The Point: I’m praying for a spiritual Georgia snow storm in our hearts. The forecast builds expectancy in our hearts that the God of the universe has plans for our lives and wants us to encounter His Spirit. Will He speak to our church body THIS Sunday? Like children awaiting school closures, let‘s pray for God‘s arrival in our hearts.
And lets PREPARE for it. We need to put within easy reach the tools that God uses in our lives during a visitation like this. His Word is a (flash)light unto our path. Prayer and confession are the provisions to ensure we are fed during His visitation. And like finding the right place to park the car, let’s park our hearts in the path of least resistance for God to move.

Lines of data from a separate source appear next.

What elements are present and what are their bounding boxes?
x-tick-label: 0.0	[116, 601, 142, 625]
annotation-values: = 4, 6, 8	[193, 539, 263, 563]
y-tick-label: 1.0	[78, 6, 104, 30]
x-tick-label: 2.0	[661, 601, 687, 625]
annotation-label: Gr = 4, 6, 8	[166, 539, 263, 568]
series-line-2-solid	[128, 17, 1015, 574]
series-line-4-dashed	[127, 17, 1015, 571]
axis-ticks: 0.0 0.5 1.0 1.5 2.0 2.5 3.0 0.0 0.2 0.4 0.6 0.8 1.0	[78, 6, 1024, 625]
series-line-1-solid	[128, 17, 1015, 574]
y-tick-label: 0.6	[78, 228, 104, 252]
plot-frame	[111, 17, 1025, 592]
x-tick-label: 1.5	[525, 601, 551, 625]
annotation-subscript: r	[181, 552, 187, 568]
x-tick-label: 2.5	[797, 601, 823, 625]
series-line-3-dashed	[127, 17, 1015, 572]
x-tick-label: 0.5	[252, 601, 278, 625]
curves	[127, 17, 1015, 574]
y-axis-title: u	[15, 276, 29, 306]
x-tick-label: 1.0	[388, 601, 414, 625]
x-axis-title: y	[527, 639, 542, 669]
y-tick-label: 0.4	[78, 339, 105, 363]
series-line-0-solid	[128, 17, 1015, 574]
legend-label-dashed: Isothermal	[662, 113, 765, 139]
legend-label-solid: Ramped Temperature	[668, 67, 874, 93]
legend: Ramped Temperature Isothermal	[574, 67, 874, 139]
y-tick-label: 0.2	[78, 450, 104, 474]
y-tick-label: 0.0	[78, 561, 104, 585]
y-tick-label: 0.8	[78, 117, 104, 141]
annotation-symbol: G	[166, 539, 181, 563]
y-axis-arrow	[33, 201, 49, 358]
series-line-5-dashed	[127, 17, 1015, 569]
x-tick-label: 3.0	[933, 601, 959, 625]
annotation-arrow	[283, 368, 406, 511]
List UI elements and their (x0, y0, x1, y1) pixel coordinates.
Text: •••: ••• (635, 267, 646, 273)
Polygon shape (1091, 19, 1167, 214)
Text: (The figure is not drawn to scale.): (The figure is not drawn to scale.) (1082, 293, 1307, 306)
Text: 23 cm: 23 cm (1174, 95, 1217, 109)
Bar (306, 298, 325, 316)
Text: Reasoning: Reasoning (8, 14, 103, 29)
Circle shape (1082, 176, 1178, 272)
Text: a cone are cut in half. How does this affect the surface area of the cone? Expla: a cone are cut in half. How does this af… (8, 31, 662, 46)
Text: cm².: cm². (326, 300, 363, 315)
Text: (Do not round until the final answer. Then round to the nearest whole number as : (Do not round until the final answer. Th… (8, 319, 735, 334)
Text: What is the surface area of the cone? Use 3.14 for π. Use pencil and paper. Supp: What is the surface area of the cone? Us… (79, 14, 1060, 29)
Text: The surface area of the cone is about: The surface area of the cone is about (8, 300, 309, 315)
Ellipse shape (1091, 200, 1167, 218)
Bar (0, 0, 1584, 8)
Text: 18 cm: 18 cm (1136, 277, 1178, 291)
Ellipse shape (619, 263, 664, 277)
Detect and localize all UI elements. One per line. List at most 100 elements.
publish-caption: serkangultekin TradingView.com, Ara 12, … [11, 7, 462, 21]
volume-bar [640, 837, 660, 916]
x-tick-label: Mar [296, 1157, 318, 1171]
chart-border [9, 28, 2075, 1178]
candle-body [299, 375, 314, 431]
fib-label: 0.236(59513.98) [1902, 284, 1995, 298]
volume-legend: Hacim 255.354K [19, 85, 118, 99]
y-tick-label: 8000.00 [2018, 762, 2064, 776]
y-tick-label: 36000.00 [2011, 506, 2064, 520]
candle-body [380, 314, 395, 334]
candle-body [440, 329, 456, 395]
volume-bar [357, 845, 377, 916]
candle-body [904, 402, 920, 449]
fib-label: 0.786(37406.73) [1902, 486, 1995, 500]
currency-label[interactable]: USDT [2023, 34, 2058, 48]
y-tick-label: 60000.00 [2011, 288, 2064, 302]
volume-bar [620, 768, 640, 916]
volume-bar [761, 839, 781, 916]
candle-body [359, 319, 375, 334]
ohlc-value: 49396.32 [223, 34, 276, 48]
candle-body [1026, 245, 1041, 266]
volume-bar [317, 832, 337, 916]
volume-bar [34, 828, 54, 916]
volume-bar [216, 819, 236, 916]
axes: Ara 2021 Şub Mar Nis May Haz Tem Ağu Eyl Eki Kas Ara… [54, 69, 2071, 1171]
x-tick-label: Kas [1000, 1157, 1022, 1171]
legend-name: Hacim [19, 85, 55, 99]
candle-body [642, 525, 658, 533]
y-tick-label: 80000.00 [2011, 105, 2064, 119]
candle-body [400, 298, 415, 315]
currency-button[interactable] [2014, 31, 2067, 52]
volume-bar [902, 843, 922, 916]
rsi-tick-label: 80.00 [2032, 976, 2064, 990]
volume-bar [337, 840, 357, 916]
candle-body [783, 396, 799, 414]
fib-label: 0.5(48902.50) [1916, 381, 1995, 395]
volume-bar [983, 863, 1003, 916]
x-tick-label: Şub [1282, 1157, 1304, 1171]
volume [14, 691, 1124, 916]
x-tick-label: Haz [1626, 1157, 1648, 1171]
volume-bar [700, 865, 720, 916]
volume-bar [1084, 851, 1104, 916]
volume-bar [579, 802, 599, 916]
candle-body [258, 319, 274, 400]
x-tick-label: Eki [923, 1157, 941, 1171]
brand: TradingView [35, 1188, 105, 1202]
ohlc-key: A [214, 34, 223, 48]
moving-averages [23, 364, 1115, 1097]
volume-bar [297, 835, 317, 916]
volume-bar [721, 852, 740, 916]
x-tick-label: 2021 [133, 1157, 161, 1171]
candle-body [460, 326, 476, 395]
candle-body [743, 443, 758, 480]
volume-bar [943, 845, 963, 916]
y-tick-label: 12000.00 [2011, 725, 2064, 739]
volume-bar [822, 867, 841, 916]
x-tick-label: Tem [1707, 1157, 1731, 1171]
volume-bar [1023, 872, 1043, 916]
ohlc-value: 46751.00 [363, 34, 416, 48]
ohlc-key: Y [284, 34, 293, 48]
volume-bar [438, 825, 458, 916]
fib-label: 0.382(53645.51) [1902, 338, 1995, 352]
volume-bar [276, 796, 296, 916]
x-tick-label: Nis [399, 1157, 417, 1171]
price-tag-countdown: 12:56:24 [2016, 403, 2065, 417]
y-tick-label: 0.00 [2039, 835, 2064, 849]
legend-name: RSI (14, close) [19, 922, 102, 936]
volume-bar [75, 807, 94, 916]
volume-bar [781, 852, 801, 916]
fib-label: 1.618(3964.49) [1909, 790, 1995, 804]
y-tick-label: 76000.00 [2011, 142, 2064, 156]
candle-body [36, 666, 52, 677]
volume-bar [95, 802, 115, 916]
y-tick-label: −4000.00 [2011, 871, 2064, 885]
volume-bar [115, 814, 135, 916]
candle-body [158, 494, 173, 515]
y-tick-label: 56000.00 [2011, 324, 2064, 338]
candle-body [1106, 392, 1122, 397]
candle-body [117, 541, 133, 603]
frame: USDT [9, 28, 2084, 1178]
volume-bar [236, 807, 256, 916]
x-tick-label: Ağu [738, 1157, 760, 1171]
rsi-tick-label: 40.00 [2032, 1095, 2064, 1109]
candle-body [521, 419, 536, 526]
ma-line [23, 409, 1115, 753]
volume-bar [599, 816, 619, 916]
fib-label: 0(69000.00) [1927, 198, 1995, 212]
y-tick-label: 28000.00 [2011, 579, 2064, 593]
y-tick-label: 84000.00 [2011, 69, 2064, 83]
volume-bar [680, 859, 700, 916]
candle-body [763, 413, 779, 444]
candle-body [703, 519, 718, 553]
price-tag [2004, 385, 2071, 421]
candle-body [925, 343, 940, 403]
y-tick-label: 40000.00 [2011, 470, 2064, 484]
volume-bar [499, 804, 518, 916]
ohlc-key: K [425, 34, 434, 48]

When the Arrival of His Spirit comes, the fellowship among other believers will be heightened. Our petty differences will melt away and we will know that we are a part of God’s event. We’ll sense our hearts reach out to one another in love. A fresh spirit will fall on our churches. The music will seem more dynamic. The preaching will be more piercing. The fellowship will be sweeter.
And when the spiritual lock-down happens. I pray for the moment where we’ll forget about time and space and be on our knees being ministered to by the Holy Spirit. We’ll stay together as a body of believers as long as it takes for us to know we’ve done business with God. Perhaps a move of God’s Spirit will flow from this revival falling on us - that whole communities will get saved. Entire school faculties or office staff will come to a saving knowledge of Jesus and we’ll see life differently because we’ll know we were a part of God’s visitation.
Finally, the after effects will reveal where we weren’t disciplined to prune the dead branches from our soul. We’ll live a more Christ-like life and our hearts will be saturated with God’s goodness.
I’m looking for this kind of stow storm next Sunday - how about you? I gotta go get my boots on and play in the snow that’s here right now.